Gleichstellung seit 2016 gesetzlich verankert
ANDREAS TRÖSCHER WIEN. Es war als Pilotprojekt gedacht, als die Post ihre neuen Briefkästen aufstellte. Sie beinhalteten ein Depot unterhalb des Kastens. Damit die Briefträger auf ihren Runden nicht alles mitschleppen müssen. Gute Idee, im Grunde. Was die Post nicht bedacht hatte: Dadurch befand sich der Briefschlitz plötzlich auf 1,48 Metern Höhe – für viele Rollstuhlfahrer unmöglich zu erreichen. Das Behindertenberatungszentrum Bizeps wandte sich an den Klagsverband und der wiederum an die Post.
Was folgte, war ein Schlichtungsgespräch: Die Post versprach daraufhin, den Missstand umgehend zu beseitigen. Offenbar ein Tropfen auf den heißen Stein. Denn die Hürden für behinderte Menschen treten in der Großstadt nach wie vor zahlreich zutage. „Liftknöpfe, Gegensprechanlagen oder Auslöseknöpfe bei Fußgängerampeln“, zählt Bizeps-Obmann Martin Ladstätter auf. „Bei Bankomaten gibt es schon niedrige, dennoch sind sie überwiegend zu hoch“, ergänzt Elisabeth Schrenk vom Kriegsopferund Behindertenverband KOBV.
Eigentlich müssten alle Geschäfte, Restaurants, Anwaltspraxen, Hotels oder Haltestellen für Menschen mit gesundheitlich bedingten Einschränkungen zugänglich und nutzbar sein. Das dabei anwendbare Behindertengleichstellungsgesetz trat 2016 in Kraft.
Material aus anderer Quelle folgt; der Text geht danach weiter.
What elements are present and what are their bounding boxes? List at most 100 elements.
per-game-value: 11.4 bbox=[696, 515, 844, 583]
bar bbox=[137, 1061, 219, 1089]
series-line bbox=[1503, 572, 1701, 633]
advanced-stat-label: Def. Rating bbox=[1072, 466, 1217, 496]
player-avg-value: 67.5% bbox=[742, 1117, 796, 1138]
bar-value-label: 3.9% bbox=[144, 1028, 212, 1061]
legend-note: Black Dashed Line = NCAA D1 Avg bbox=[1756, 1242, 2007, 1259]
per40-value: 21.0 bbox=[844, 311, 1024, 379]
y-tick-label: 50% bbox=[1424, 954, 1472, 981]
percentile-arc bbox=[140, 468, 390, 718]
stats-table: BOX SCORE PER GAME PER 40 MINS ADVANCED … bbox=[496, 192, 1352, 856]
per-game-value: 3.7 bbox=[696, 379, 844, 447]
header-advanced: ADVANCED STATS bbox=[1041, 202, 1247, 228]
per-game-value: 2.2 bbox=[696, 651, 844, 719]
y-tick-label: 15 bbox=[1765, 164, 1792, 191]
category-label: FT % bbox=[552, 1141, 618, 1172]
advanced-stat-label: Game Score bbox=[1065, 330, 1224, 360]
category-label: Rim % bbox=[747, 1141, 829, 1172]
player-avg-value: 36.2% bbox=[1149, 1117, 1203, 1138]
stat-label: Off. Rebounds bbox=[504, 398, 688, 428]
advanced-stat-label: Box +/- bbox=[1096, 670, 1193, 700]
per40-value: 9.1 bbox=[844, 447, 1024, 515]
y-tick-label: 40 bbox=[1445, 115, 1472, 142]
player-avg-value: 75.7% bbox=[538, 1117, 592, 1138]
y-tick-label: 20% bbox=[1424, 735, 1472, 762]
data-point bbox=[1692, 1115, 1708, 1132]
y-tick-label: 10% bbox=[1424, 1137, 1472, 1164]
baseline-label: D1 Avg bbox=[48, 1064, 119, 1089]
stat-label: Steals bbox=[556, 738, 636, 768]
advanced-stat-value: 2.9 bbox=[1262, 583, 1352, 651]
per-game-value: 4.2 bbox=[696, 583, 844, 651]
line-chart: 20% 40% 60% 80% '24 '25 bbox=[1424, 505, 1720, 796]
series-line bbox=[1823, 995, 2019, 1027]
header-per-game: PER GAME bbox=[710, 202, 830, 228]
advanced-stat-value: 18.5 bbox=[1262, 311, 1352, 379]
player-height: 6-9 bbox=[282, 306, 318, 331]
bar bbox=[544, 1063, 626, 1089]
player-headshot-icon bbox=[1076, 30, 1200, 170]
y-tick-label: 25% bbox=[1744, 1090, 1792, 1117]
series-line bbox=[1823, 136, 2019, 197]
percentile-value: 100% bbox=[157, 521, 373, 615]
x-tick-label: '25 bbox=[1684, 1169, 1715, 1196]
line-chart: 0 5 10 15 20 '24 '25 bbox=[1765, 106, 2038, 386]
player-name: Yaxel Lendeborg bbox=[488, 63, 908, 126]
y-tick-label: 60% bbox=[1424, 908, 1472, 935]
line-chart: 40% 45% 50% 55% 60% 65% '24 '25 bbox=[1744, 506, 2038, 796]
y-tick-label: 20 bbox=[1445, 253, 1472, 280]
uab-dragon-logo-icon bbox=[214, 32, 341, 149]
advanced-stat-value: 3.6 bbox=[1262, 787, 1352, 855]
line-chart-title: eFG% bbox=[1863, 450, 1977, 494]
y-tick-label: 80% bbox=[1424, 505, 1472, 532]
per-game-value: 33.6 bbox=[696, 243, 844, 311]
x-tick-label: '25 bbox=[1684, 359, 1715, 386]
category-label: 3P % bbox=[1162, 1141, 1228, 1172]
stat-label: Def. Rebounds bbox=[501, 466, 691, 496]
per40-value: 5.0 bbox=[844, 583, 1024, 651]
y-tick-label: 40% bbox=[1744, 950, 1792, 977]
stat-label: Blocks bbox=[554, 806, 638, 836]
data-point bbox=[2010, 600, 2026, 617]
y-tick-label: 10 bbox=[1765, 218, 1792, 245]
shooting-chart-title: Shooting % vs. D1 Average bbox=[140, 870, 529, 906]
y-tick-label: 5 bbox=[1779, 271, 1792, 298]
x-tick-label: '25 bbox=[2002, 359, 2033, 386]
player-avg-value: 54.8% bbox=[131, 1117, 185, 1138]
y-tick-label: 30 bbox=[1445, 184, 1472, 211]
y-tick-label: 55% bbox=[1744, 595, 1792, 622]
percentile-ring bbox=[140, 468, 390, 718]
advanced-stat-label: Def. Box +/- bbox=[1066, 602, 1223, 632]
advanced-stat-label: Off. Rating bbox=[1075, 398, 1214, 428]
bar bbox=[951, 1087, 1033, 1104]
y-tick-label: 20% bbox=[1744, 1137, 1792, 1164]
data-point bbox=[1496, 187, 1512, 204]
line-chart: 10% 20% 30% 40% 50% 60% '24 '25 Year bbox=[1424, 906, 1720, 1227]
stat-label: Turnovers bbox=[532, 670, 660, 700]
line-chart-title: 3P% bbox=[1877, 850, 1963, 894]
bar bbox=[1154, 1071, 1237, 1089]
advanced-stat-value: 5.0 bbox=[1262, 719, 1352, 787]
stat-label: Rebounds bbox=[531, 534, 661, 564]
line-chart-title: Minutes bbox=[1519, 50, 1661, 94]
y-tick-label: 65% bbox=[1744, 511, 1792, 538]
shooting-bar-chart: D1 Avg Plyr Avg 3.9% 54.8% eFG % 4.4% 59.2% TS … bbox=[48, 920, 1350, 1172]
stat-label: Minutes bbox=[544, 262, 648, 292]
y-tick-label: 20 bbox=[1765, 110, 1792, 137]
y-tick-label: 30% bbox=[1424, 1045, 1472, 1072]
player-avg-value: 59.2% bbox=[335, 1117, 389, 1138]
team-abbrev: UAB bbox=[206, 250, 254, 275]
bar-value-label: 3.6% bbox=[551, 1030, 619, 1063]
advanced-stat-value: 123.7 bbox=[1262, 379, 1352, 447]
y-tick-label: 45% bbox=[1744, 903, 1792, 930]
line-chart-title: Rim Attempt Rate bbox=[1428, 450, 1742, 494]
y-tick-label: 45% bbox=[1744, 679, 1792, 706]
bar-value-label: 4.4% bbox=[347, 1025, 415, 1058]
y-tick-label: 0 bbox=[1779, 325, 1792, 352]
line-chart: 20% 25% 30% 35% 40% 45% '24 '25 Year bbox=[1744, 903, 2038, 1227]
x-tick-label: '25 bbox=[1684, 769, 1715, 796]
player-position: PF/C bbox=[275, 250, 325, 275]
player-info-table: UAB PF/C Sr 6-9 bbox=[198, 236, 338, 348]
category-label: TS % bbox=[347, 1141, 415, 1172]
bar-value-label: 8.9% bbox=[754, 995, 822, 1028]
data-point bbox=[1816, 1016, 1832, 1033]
Die Realität sieht anders aus: Im Vorjahr offenbarte die „Einkaufsstraßenstudie“massive Versäumnisse. Mehr als 60 Prozent der Eingänge von rund 1800 Geschäften in den Wiener Einkaufsstraßen erfüllten nicht die gesetzlichen Vorgaben in puncto barrierefreier Zugänglichkeit. Nur 38 Prozent der Betriebe boten ihren Kunden einen adäquaten Zugang an. Noch am besten schnitt dabei die Kärntner Straße ab, in der laut der Studie 58 Prozent aller Geschäfte barrierefrei zu betreten waren.
Daran habe sich in einem Jahr nichts geändert. „Das Rampenproblem ist nach wie vor riesig“, konstatierte ein Sprecher des Österreichischen Behindertenrates.
Es sind oft nur Kleinigkeiten, die durch Adaption behindertengerecht gemacht werden könnten. „Ein Beispiel sind die Anzeigen bei Zügen auf Bahnhöfen. Die Informationen werden anfangs nur angezeigt, die Durchsagen erfolgen oft zu spät“, kritisiert Markus Wolf, Präsident des österreichischen Blinden- und Sehbehindertenverbandes.
Das Bemühen sei bei den meisten Institutionen vorhanden. Die Post etwa hat sich nach der Sache mit den Briefkästen verpflichtet, künftig den Verein Bizeps in die Planungen miteinzubeziehen.